I’d tracked and killed creatures these hags could only glimpse in nightmares.
“I seek the one who cursed the Forbidden Forest,” I said, keeping my voice steady. “The one who turned it from sanctuary to prison. I want the beast that dwells within it.”
The three witches exchanged glances, a silent communication passing between them that made the air in the hut grow heavier, harder to breathe.
“And why,” asked the one with black hair, “should we care what a mortal hunter wants?”
“Because I offer payment,” I said simply, reaching into my vest to touch the medallion. “My grandfather’s blood runs in my veins. He knew you three when you still walked among men. When you were still called the Fates.”
This caused a stir. The gray-haired one hissed like a startled cat, while the white-haired crone leaned forward with sudden interest, the bones woven into her dress clacking against each other with the movement.
“Coventry,” she murmured, her milky eyes narrowing. “Yes, I remember thy grandfather. He had such exquisite taste in trophies.”
“And what dost thou hunt now, little Coventry?” asked the black-haired witch, rising from her crouch with a fluidity that belied her apparent age. “What beast has caught thy fancy?”
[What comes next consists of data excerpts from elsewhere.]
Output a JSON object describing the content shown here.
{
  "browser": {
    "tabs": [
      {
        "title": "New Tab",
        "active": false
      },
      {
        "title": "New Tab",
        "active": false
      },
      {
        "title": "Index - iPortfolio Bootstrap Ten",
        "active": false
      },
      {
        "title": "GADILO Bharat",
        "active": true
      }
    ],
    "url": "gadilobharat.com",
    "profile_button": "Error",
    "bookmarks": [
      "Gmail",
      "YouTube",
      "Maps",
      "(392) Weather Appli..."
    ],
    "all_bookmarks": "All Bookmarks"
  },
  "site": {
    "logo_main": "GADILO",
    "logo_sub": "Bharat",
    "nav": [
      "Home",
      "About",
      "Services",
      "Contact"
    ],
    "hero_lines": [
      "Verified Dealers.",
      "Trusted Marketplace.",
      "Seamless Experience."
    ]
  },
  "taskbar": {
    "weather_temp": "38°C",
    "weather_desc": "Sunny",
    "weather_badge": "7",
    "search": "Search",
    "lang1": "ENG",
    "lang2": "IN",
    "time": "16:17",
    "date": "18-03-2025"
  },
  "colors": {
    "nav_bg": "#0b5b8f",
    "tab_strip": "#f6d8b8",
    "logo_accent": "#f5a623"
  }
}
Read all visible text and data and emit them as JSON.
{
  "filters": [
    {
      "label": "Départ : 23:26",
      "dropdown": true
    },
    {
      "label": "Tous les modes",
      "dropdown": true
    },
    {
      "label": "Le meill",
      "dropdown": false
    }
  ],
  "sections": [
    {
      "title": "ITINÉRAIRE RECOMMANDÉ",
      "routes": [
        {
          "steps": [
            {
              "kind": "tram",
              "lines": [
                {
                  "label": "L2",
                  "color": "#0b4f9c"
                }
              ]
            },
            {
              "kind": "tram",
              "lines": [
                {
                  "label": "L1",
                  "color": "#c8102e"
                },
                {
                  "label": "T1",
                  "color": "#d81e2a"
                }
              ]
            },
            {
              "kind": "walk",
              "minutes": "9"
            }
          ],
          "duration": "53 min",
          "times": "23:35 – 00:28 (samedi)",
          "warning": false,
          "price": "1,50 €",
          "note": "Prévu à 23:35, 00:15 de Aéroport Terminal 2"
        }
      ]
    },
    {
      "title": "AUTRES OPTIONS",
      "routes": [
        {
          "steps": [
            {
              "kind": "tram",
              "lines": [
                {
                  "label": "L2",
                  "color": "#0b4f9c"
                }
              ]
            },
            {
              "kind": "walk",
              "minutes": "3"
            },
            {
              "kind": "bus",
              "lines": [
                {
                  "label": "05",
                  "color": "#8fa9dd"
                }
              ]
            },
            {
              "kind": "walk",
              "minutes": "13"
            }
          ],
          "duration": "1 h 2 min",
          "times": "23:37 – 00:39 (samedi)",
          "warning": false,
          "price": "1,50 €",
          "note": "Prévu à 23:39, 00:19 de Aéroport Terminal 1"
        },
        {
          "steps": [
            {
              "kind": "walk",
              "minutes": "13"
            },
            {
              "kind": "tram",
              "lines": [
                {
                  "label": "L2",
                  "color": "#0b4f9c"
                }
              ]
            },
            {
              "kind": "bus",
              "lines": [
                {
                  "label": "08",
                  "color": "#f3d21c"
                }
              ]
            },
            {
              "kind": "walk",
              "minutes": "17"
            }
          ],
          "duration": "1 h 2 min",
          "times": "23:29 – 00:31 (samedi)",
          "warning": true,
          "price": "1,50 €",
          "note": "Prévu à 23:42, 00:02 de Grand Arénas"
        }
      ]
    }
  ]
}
I met her gaze directly, refusing to be cowed by the unnatural light swirling where her pupils should be. “The beast who has taken my bride.”
The middle witch with black hair tilted her head with a leering grin that revealed teeth filed to points. Something in that smile told me everything I needed to know. It was her. She was the one who had cursed the forest, who had created the monster that now defiled what was mine.
“Thy bride?” she repeated, moving around the cauldron with unsettling grace. “I see no ring upon thy finger, hunter. I smell no bond upon thy flesh.” She leaned closer, inhaling deeply near my neck. “I smell only want. Hunger. Pride.”
My jaw clenched, but I kept my composure. “She was promised to me. The beast stole her away and keeps her in his castle deep within the corrupted woods. I’ve seen it with my own eyes.”
That wasn’t entirely true, but the spirit mirror had shown me enough.
I left out the details that might weaken my position—how Isabeau had fled from me, how she seemed willing enough in the beast’s bed.
Those were complications, nothing more. Effects of whatever spell the creature had surely cast upon her.
“A beast in a castle,” the white-haired crone cackled. “Oh, Enid, thy work always did have such poetry to it.”
So Enid was her name. I fixed my eyes on the black-haired witch, watching her circle me like a predator assessing prey. “I want a curse,” I said plainly. “One that will destroy the beast and whatever power protects his domain. I want his head for my wall and his pelt for my floor.”
“And the girl?” Enid asked, her unnatural eyes glinting with malicious amusement. “What dost thou want with her?”
“She will return with me as my wife,” I said. “That is not negotiable.”